References made to a contemporary theoretical ‘crisis’ in leisure studies discourse have been made by a number of scholars in the field (Scraton, 1994; Coalter, 1997; Mommaas, 1997). This article examines the origins and nature of such a ‘crisis’ and attempts to map one possible route through the current academic impasse. It is argued that leisure studies’ reluctance to embrace recent theoretical advances in cognate disciplines and subject fields, together with a reticence to engage with poststructural discourse, has rendered culture marginal to leisure studies research. Increasing cultural analyses in sociology, geography and gender studies have been accompanied by widespread engagement with postmodernism and a concomitant disengagement with social and material analyses of power.
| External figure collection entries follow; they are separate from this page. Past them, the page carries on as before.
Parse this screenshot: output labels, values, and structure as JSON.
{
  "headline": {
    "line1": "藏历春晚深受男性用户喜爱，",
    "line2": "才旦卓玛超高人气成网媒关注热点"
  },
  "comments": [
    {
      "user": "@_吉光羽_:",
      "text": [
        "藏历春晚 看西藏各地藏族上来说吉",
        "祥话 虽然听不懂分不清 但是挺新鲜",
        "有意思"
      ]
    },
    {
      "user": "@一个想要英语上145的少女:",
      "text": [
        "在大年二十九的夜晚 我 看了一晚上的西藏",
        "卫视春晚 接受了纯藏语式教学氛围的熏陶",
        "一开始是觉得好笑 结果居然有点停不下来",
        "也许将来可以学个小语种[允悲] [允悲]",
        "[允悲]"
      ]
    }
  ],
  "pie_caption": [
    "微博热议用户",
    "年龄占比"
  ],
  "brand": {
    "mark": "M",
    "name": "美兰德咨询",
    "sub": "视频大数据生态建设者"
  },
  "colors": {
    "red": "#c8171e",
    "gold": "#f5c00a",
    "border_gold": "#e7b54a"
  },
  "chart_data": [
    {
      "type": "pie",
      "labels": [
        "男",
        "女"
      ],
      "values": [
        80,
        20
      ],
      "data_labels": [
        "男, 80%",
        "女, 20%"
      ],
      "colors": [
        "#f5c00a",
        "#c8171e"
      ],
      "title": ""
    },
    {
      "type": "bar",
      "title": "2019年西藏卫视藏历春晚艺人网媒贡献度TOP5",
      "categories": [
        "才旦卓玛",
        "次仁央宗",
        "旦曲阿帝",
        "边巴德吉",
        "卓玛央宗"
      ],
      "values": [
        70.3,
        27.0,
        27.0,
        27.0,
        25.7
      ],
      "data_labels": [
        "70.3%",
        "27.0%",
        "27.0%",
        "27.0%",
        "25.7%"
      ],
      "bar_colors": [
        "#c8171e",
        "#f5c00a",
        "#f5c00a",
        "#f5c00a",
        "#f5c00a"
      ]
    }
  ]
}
This article discusses the role of the subaltern discourses of poststructural and postcolonial feminism as theoretical and political projects capable of addressing cultural and material power. The false dichotomy of social and cultural analyses in leisure, tourism and culture is then addressed in a dicussion of Othering. This discussion reveals the significance of the social-cultural nexus of leisure relations and the potential for research that engages with poststructuralism whilst continuing to further leisure studies' welldeveloped social policy discourse. In summary, poststructural feminist analyses are cited as one means of enhancing the theoretical sophistication of the subject field and of addresssing the current ‘crisis’.